Chemical Biology Laboratory, Center for Cancer Research, National Cancer Institute, Frederick, MD 21702-1201, USA.
Ladder Therapeutics, USA.
Angew Chem Int Ed Engl. 2023 Mar 6;62(11):e202211358. doi: 10.1002/anie.202211358. Epub 2023 Feb 6.

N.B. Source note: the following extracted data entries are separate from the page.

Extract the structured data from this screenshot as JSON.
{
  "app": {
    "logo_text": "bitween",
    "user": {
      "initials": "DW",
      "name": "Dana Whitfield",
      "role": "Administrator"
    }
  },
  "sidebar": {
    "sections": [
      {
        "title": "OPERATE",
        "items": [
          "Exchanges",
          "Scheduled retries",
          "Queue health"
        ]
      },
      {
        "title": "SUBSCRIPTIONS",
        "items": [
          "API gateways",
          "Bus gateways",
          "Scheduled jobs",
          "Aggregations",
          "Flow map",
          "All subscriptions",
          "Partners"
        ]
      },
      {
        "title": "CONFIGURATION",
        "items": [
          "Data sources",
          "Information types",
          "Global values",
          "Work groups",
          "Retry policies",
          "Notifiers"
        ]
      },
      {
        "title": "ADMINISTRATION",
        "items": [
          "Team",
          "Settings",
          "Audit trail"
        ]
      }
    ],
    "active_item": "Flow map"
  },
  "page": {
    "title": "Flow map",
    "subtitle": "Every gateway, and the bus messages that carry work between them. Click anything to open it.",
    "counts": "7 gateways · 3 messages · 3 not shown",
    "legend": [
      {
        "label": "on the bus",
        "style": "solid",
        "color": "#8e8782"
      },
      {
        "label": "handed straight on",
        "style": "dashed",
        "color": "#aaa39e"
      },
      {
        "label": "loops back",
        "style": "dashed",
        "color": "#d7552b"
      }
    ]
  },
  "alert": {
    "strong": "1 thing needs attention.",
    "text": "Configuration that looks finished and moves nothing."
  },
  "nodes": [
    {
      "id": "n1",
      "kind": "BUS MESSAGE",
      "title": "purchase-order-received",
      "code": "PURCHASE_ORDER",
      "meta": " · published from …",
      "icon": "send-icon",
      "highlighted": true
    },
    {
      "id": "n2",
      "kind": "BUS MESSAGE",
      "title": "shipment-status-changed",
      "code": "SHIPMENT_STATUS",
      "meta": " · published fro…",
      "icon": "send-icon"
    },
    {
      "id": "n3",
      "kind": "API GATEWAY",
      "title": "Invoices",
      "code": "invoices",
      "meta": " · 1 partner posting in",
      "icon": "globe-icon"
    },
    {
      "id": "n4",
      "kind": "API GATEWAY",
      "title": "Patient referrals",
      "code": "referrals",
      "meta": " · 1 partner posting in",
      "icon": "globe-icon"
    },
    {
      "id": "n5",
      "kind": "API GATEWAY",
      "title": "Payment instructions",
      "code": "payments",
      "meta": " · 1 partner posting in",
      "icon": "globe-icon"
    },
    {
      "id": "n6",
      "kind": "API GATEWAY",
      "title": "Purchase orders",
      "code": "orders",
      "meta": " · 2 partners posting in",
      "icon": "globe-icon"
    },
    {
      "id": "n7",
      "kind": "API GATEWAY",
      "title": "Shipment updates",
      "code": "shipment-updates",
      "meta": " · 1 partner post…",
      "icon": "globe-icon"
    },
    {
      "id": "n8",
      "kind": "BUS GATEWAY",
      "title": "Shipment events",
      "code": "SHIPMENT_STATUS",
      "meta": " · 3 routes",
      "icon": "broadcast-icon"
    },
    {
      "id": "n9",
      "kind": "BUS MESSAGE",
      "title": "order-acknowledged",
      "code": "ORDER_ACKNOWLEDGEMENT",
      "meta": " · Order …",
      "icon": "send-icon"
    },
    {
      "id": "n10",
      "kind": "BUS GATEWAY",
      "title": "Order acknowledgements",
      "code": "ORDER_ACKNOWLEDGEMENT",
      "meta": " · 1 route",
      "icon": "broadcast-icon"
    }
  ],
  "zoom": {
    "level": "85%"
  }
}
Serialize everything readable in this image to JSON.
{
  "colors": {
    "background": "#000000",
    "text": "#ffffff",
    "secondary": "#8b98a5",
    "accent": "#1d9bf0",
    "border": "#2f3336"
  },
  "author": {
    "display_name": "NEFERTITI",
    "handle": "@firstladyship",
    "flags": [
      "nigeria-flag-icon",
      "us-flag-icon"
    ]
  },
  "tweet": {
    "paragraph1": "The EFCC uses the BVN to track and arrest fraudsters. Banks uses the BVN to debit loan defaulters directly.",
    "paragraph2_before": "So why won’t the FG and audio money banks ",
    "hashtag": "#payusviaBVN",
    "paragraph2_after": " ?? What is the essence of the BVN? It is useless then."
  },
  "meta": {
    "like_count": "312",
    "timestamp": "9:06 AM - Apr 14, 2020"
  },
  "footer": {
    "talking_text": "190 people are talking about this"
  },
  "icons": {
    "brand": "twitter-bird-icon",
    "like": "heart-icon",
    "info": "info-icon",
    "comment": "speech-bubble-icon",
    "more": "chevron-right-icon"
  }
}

Small molecule targeting of RNA has emerged as a new frontier in medicinal chemistry, but compared to the protein targeting literature our understanding of chemical matter that binds to RNA is limited. In this study, we reported Repository Of BInders to Nucleic acids (ROBIN), a new library of nucleic acid binders identified by small molecule microarray (SMM) screening. The complete results of 36 individual nucleic acid SMM screens against a library of 24 572 small molecules were reported (including a total of 1 627 072 interactions assayed). A set of 2 003 RNA-binding small molecules was identified, representing the largest fully public, experimentally derived library of its kind to date. Machine learning was used to develop highly predictive and interpretable models to characterize RNA-binding molecules. This work demonstrates that machine learning algorithms applied to experimentally derived sets of RNA binders are a powerful method to inform RNA-targeted chemical space.
小分子靶向 RNA 已成为药物化学的一个新前沿,但与靶向蛋白质的文献相比,我们对与 RNA 结合的化学物质的理解还很有限。在这项研究中,我们报告了 Repository Of BInders to Nucleic acids (ROBIN),这是一种通过小分子微阵列 (SMM) 筛选鉴定的新型核酸结合物文库。报告了针对 24572 种小分子文库的 36 个单独核酸 SMM 筛选的完整结果(总共测定了 1627072 个相互作用)。确定了一组 2003 个 RNA 结合小分子,这代表了迄今为止最大的完全公开的、基于实验的同类文库。机器学习被用于开发高度可预测和可解释的模型来描述 RNA 结合分子。这项工作表明,应用于基于实验的 RNA 结合物集合的机器学习算法是一种有前途的方法,可以了解针对 RNA 的化学空间。